Trajik bir hikaye. Ancak müzikalin yaratıcıları Toby Marlow ve Lucy Moss, geçmişteki olaylara tamamen yeni bir boyut kazandırdı. Aktrisler ağır elbiseler ve beyaz peruklar giymiyor. Mini elbiseleri ve pantolon takımları pembe, kırmızı ve mavidir. Örneğin Catherine Howard'ın dans rutinleri sırasında çılgınca ileri geri salladığı uzun pembe saçları var. Altı kadın esprili, kendine güvenen ve her şeyden önce kendi kaderini tayin edebilen kadınlar.

Müziğin mucitleri başka bir değişiklik daha yaptı: Kralın eski eşleri bir grup kurmak istedikleri için buluşuyorlar. Sorun şu ki, her biri tonu ayarlamak istiyor. Kralın eski eşlerinden her birinin evliliklerini gözden geçirdiği bir müzik alışverişi bu sorunu çözmeyi amaçlıyor. En çok acı çeken kazanır.

Bunu altı solo takip ediyor. Önce iki pop şarkısı, ardından bir ballad, ardından rap ve tekno ritimleri. Vokal performanslarının seviyesi inanılmaz. Her oyuncu kendi tarzında performans sergiliyor. Şarkılar arasındaki kısa molalarda bile asla susmuyor. Çünkü seyirci dakikalarca alkışlıyor.

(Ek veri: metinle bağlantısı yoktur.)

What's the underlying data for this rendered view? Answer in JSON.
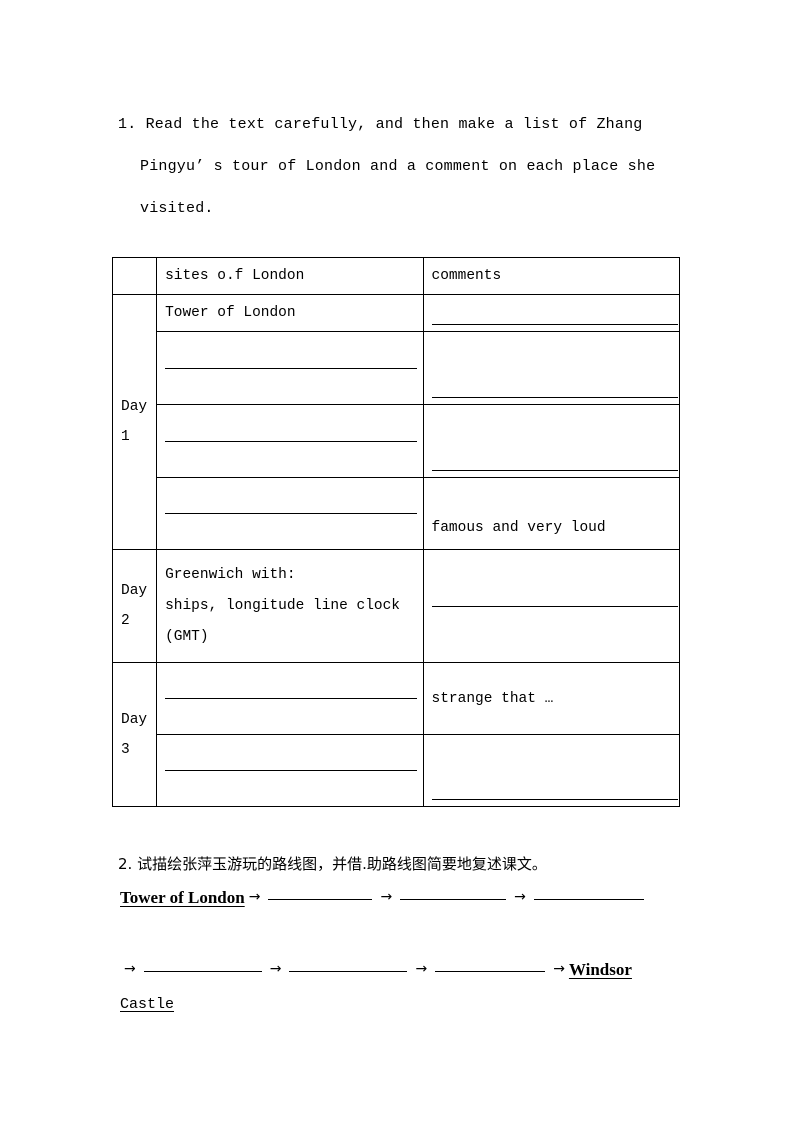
{
  "question1": {
    "number": "1.",
    "lines": [
      "1. Read the text carefully, and then make a list of Zhang",
      "Pingyu’ s tour of London and a comment on each place she",
      "visited."
    ]
  },
  "table": {
    "headers": {
      "day_col": "",
      "sites_col": "sites o.f London",
      "comments_col": "comments"
    },
    "rows": [
      {
        "day": "",
        "day_lines": [],
        "sites": "Tower of London",
        "sites_blank": false,
        "comments": "",
        "comments_blank": true
      },
      {
        "day": "Day 1",
        "day_lines": [
          "Day",
          "1"
        ],
        "sites": "",
        "sites_blank": true,
        "comments": "",
        "comments_blank": true
      },
      {
        "day": "",
        "day_lines": [],
        "sites": "",
        "sites_blank": true,
        "comments": "",
        "comments_blank": true
      },
      {
        "day": "",
        "day_lines": [],
        "sites": "",
        "sites_blank": true,
        "comments": "famous and very loud",
        "comments_blank": false
      },
      {
        "day": "Day 2",
        "day_lines": [
          "Day",
          "2"
        ],
        "sites_multiline": [
          "Greenwich with:",
          "ships, longitude line clock",
          "(GMT)"
        ],
        "sites_blank": false,
        "comments": "",
        "comments_blank": true
      },
      {
        "day": "Day 3",
        "day_lines": [
          "Day",
          "3"
        ],
        "sites": "",
        "sites_blank": true,
        "comments": "strange that …",
        "comments_blank": false
      },
      {
        "day": "",
        "day_lines": [],
        "sites": "",
        "sites_blank": true,
        "comments": "",
        "comments_blank": true
      }
    ]
  },
  "question2": {
    "number": "2.",
    "prompt": "2.  试描绘张萍玉游玩的路线图，并借.助路线图简要地复述课文。",
    "flow_start": "Tower of London",
    "flow_end_line1": "Windsor",
    "flow_end_line2": "Castle",
    "arrow": "→"
  }
}
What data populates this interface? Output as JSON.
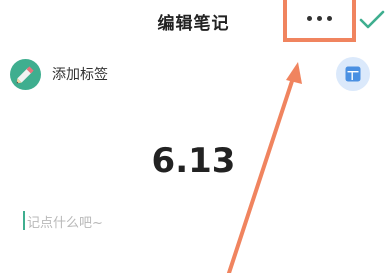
{
  "header": {
    "title": "编辑笔记",
    "more_icon": "more-horizontal-icon",
    "confirm_icon": "checkmark-icon"
  },
  "tag": {
    "label": "添加标签",
    "icon": "pencil-icon"
  },
  "layout_button": {
    "icon": "layout-template-icon"
  },
  "note": {
    "title": "6.13",
    "placeholder": "记点什么吧~"
  },
  "colors": {
    "accent_green": "#3fae8f",
    "annotation_orange": "#f0845f",
    "layout_bg": "#dbe9fb"
  }
}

Müzikalin mesajı: “Kendini sev”


Beklendiği gibi şarkı söyleme yarışmasına rağmen kadınlar aynı fikirde değil. Kısa bir tartışmanın ardından altılı, Henry VIII ve onun aşk ilişkileriyle yeterince uzun süre uğraştıklarını fark eder. “Birimiz hepimiz, hepimiz birimiz” sloganına uygun olarak kadınlar birlikte şarkı söylüyor. Hikâye anlatıldı ve “Kendini sev” mesajı son ziyaretçiye bile ulaştı.

“Altı” özel bir müzikaldir. Özel olan trajik-komik hikayesi, gösterişli kostümleri ya da modern ritimleri değil. Tüm unsurlar bir araya gelerek olağanüstü bir atmosfer yaratır. İlk saniyeden son saniyeye kadar seyirciler büyülendi. Oyuncular sahneyi çığlıklar, ıslıklar ve ayakta alkışlarla terk ediyor. Tam bir başarı.